Parasomnias are a group of sleep disorders characterized by unusual movement, perception, emotion, behavior and dreams while a person is between the different phases of sleep or awaking from a sleep. Generally, these problems occur while the patient is partially aroused as they transit from being awake into non-rapid eye movement (NREM) sleep or into rapid eye movement (REM) sleep. Disorders that affect the REM sleep are referred to as REM parasomnias.
REM sleep behavior disorder
This is the most common form of REM parasomnia and refers to when the muscles become weak, meaning a person is vulnerable to injury as they try to act out events occurring in their dreams. This can lead to fracture, bruising or wounds to the person with the disorder or those around them. Patients sometimes take protective measures such as tying themselves to the bed or using pillow barricades. This disorder generally affects males, with 90% of cases affecting men aged older than 50 years.
The main features of this disorder are listed below:
- Male gender
- Average age of onset is 50 to 65 years
- Screaming and shouting that may be linked to dreaming
- Uncontrolled movements that lead to injury
- The condition is sometimes associated with neurodegenerative disease.
In over half (55%) of acute cases, the cause of this disorder is not known and the remainder are associated with alcohol.

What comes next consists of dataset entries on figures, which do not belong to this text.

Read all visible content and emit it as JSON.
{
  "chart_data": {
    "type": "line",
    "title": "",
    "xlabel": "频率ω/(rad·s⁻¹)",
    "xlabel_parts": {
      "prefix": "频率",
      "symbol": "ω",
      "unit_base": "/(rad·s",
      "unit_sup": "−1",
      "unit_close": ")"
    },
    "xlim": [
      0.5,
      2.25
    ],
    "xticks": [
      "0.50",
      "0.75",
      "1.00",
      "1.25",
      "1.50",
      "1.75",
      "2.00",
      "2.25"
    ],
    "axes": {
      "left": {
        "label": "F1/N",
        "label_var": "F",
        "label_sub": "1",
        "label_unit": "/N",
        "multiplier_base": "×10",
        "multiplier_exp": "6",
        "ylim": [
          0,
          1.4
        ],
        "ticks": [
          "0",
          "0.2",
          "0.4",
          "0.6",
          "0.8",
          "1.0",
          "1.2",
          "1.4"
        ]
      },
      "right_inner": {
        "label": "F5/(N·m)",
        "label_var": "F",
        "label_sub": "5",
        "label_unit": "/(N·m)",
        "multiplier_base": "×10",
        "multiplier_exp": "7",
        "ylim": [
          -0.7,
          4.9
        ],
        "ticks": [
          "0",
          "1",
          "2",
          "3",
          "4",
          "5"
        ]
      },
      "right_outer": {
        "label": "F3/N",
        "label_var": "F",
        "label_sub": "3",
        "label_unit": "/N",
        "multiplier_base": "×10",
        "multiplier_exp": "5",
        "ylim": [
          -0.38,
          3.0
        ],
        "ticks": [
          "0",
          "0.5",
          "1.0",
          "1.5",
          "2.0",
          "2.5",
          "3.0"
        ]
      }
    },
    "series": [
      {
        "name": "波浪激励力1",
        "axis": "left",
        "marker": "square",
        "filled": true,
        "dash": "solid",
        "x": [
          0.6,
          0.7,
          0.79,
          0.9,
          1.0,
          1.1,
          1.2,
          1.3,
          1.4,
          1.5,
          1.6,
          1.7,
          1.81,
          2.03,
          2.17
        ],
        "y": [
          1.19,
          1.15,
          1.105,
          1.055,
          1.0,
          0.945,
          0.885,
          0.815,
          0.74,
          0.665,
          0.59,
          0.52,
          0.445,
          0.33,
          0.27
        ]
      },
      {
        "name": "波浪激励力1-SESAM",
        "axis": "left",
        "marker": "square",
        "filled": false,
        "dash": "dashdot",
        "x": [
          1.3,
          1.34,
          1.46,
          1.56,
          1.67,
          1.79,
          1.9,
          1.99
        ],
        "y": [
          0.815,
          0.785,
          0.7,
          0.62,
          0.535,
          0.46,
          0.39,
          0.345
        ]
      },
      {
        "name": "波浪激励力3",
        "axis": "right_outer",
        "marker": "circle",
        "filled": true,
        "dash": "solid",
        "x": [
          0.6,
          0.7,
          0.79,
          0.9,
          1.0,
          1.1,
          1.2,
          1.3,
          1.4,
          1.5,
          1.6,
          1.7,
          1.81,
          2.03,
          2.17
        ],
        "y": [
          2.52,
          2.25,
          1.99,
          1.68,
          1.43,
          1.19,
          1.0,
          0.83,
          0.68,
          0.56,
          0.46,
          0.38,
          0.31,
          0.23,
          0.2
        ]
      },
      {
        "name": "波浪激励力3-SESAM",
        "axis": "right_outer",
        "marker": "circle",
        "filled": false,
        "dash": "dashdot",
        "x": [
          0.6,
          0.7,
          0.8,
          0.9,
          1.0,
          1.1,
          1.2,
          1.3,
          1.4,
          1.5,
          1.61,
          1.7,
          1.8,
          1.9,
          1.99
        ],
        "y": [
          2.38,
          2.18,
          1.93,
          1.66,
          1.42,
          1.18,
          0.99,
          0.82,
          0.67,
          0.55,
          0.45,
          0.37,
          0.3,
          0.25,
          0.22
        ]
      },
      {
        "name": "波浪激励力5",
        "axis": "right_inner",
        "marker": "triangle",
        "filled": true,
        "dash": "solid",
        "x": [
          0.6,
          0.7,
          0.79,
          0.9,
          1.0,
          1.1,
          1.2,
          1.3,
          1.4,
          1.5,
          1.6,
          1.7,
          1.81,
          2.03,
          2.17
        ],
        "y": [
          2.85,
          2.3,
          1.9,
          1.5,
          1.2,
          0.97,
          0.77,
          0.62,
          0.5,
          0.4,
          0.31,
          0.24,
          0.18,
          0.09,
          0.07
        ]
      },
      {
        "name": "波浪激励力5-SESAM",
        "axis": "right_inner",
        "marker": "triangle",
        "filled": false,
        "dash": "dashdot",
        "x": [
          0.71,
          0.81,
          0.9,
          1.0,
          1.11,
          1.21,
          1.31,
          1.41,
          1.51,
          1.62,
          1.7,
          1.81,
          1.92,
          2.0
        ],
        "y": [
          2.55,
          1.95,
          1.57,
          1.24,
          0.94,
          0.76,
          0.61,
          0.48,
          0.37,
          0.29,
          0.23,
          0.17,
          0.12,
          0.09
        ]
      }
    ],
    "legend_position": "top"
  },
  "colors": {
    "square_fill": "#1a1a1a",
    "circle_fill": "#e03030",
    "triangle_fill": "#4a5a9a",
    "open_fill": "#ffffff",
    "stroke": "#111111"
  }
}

The cause of chronic cases is usually unknown but research has shown an increasing association with neurodegenerative diseases such as Parkinson’s disease, dementia and multiple system atrophy.
Recurrent isolates sleep paralysis
Here, the affected individual cannot carry out voluntary movements as they are falling asleep or waking from sleep.
Here, the affected individual holds their breath and then groans on breathing out. Unlike snoring, the groan is produced as the person exhales. Although it usually goes unnoticed by the affected individual, the problem can be very disruptive for a person sharing the bed or bedroom.
Partners generally report that they hear the affected individual breath in deeply, hold their breath and then slowly exhale while producing a long groan or high-pitched squeaking sound.